A igreja, por certo, está na gênese do movimento, que foi baseado no trabalho das comunidades eclesiais de base atuando ao lado dos clubes de mães da periferia.
“Sou militante da igreja católica. Naquela época, no início dos anos 1970, tivemos muito apoio do cardeal Arns (Dom Paulo), que nos deu muito apoio para a construção das comunidades de base, que discutiam um pouco a parte bíblica e a realidade de vida das pessoas.”

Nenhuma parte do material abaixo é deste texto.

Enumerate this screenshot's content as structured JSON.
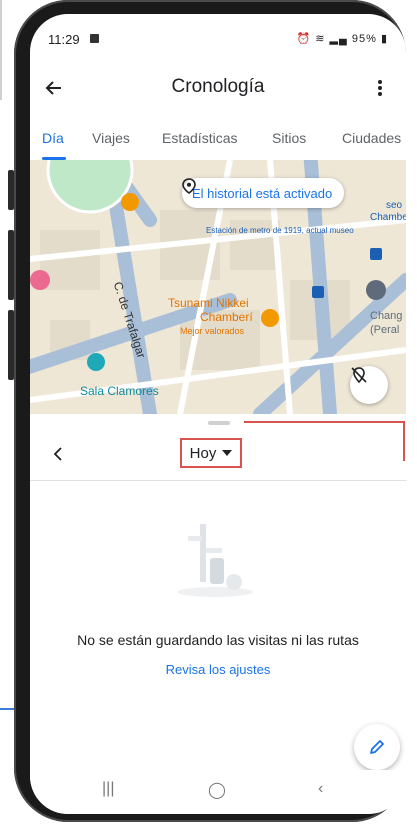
{
  "status_bar": {
    "time": "11:29",
    "battery": "95%"
  },
  "app_bar": {
    "title": "Cronología"
  },
  "tabs": [
    {
      "label": "Día",
      "active": true
    },
    {
      "label": "Viajes",
      "active": false
    },
    {
      "label": "Estadísticas",
      "active": false
    },
    {
      "label": "Sitios",
      "active": false
    },
    {
      "label": "Ciudades",
      "active": false
    }
  ],
  "map": {
    "history_chip": "El historial está activado",
    "labels": {
      "street": "C. de Trafalgar",
      "restaurant": "Tsunami Nikkei",
      "restaurant_line2": "Chamberí",
      "restaurant_sub": "Mejor valorados",
      "venue": "Sala Clamores",
      "metro_partial": "Estación de metro de 1919, actual museo",
      "museum_partial": "Chamberí",
      "museum_partial2": "seo",
      "right_partial": "Chang",
      "right_partial2": "(Peral"
    }
  },
  "date_nav": {
    "date_label": "Hoy"
  },
  "empty_state": {
    "message": "No se están guardando las visitas ni las rutas",
    "link": "Revisa los ajustes"
  },
  "colors": {
    "accent": "#1a73e8",
    "callout": "#d9534f"
  }
}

Com a orientação de dom Paulo e os ensinamento e desafios colocados pelo Concílio Vaticano Segundo, a igreja começava a mudar, especialmente no trabalho realizado nas periferias, conforme diz Passoni:
“A Igreja sempre dizia para cuidar da alma, a vida eterna é depois. Nós entendíamos que não, que as mensagens bíblicas e as mensagens do Vaticano nos desafiavam a fazer mudanças aqui e agora. A salvação de agora, conseguindo ônibus, conseguindo escolas, conseguindo moradia, é aí que a gente ia se salvando, na verdade.”
Nos clubes de mães, a política era discutida com base na vida de cada uma: “Nas reuniões de quinta-feira, as primeiras duas horas era bordar, costurar, dar orientação sobre educação dos filhos. Depois discutíamos os problemas.
Assim surgiu a decisão de lançar o primeiro manifesto, em 1973, assinado pelas “mães da periferia (veja abaixo cópia de documento arquivado no CPV (Fundo ECO_PRE) e CEDEM, da Unesp -no Fundo Clube de Mães da Zona Sul).
Passoni conta: “As mulheres decidiram escrever uma carta pro governo para dizer o que estávamos passando. Que a gente não estava aguentando. Tem muito desemprego, o custo de vida sobre pelo elevador, e o salário vai pela escada”.
A primeira versão da carta partiu de um grupo coordenado por Ana Dias, viúva de Santo Dias, o operário assassinado anos mais tarde em uma greve na zona sul de São Paulo (na entrevista, Irma Passoni fala bastante sobre o trabalho desse mártir do movimento popular brasileiro).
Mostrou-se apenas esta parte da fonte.